I’ll end here on something I think that would be really ambitious. I am interested in drug regulation and more specifically in the possibility of maybe using something like NLP to help us effectively regulate pharmaceutical companies to mitigate misuse of prescription medications in the population (particularly marketing/advertising of medications). For those of you who don’t know, the opioid epidemic started with prescription opioids like oxycodone. A variety of institution-level factors came together in the 90’s to create the groundwork for the epidemic we see today. For example, there were a lot of public conversations about pain which led to it becoming the “5th vital sign” which then meant that the healthcare system needed to check for pain more often. At the same time, pharmaceutical companies created extended release (but easily breakable) versions of opioids and marketed the hell out of the medications (promoted the idea that opioid addiction was extremely rare, that chronic pain was a bigger problem than it actually was, gave promotional materials to MD’s…the list goes on). History will repeat itself. Next time it may not be opioids, it may be some other medication. I keep wondering if, from a governmental/regulatory standpoint, if it would be possible to build something now that would allow us to anticipate this sort of cultural/institution-level activity/conversation so we can prevent something like this from happening again. I’m sure that sounds big brotherish but I believe that it could be done responsibly.
CB) Are you looking for researchers to join your team/mission? What skills are you looking for? Who are your ideal candidates?
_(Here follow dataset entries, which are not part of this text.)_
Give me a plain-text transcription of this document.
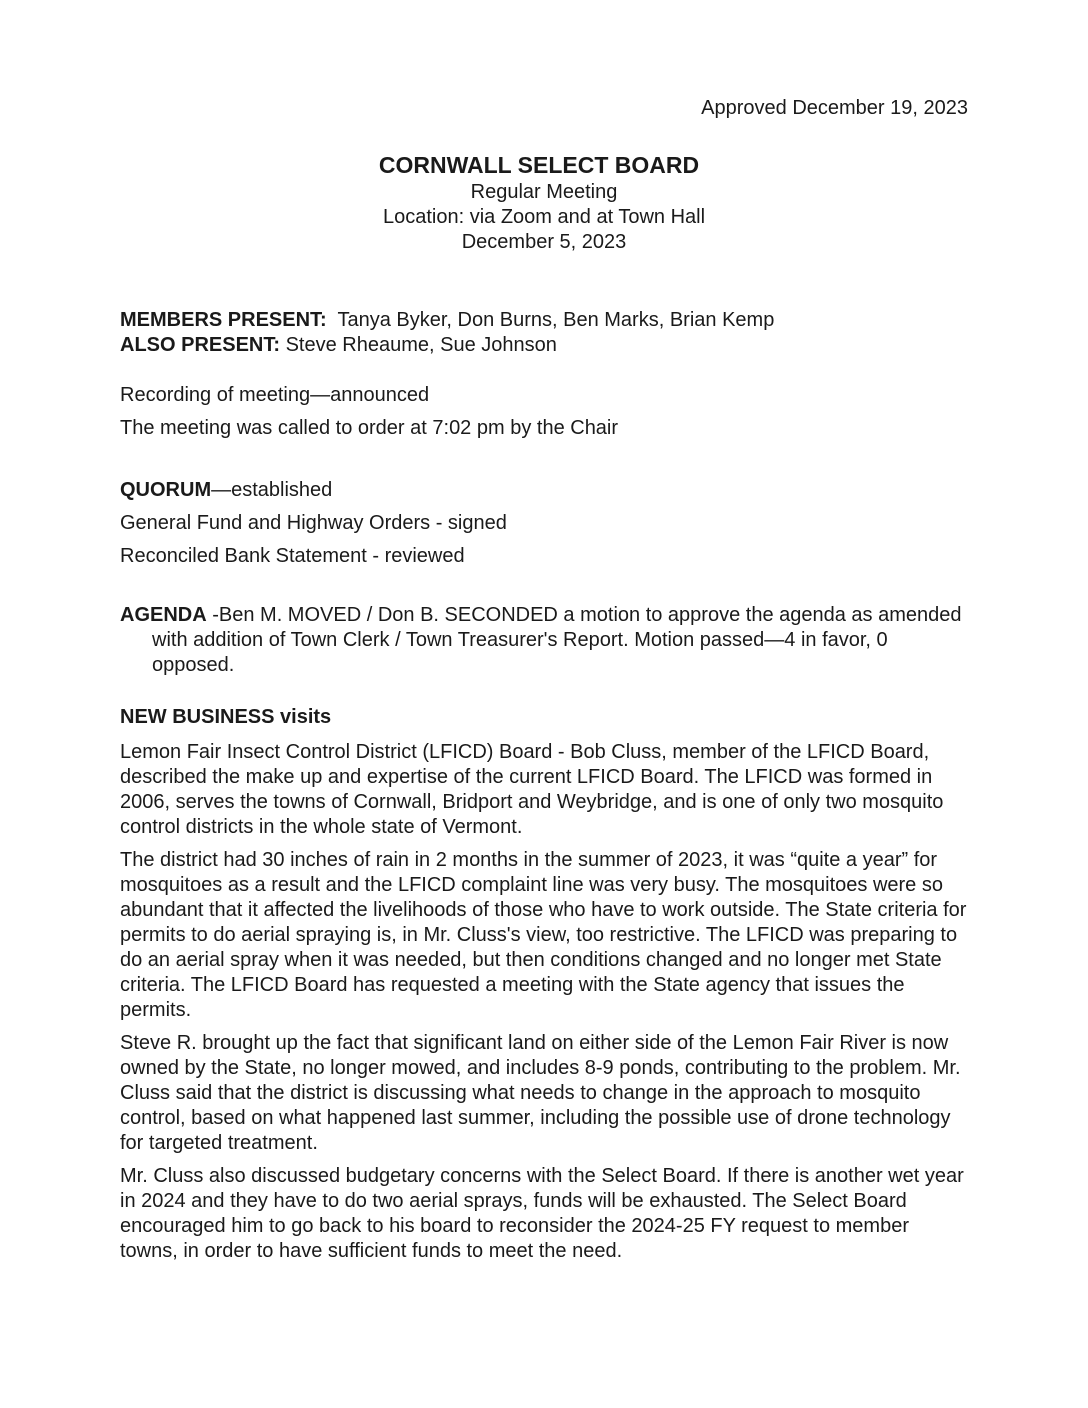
Approved December 19, 2023
CORNWALL SELECT BOARD
Regular Meeting
Location: via Zoom and at Town Hall
December 5, 2023

MEMBERS PRESENT: Tanya Byker, Don Burns, Ben Marks, Brian Kemp

ALSO PRESENT: Steve Rheaume, Sue Johnson

Recording of meeting—announced

The meeting was called to order at 7:02 pm by the Chair

QUORUM—established

General Fund and Highway Orders - signed

Reconciled Bank Statement - reviewed

AGENDA -Ben M. MOVED / Don B. SECONDED a motion to approve the agenda as amended with addition of Town Clerk / Town Treasurer's Report. Motion passed—4 in favor, 0 opposed.

NEW BUSINESS visits

Lemon Fair Insect Control District (LFICD) Board - Bob Cluss, member of the LFICD Board, described the make up and expertise of the current LFICD Board. The LFICD was formed in 2006, serves the towns of Cornwall, Bridport and Weybridge, and is one of only two mosquito control districts in the whole state of Vermont.

The district had 30 inches of rain in 2 months in the summer of 2023, it was “quite a year” for mosquitoes as a result and the LFICD complaint line was very busy. The mosquitoes were so abundant that it affected the livelihoods of those who have to work outside. The State criteria for permits to do aerial spraying is, in Mr. Cluss's view, too restrictive. The LFICD was preparing to do an aerial spray when it was needed, but then conditions changed and no longer met State criteria. The LFICD Board has requested a meeting with the State agency that issues the permits.

Steve R. brought up the fact that significant land on either side of the Lemon Fair River is now owned by the State, no longer mowed, and includes 8-9 ponds, contributing to the problem. Mr. Cluss said that the district is discussing what needs to change in the approach to mosquito control, based on what happened last summer, including the possible use of drone technology for targeted treatment.

Mr. Cluss also discussed budgetary concerns with the Select Board. If there is another wet year in 2024 and they have to do two aerial sprays, funds will be exhausted. The Select Board encouraged him to go back to his board to reconsider the 2024-25 FY request to member towns, in order to have sufficient funds to meet the need.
JB) I’m just a lowly postdoc. I’m always looking for opportunities to collaborate though. My approach to these things is to start small, be pragmatic, and make sure execution is feasible. Then you can build more complex things from there. Please feel free to get in touch if you want to throw ideas around.
About Jacob Borodovsky
Dr. Borodovsky is currently a postdoctoral researcher at the Washington University School of Medicine in St. Louis. He received a BA in Clinical Psychology from Tufts University and a PhD in Health Policy and Clinical Practice from Dartmouth College. His research interests lie at the intersection of addiction, epidemiology, and policy. He is particularly interested in understanding how drug control and regulation efforts affect patterns of drug use in the population. Currently, he is investigating a variety of policy-relevant questions concerning cannabis, benzodiazepine, alcohol, and opioid use.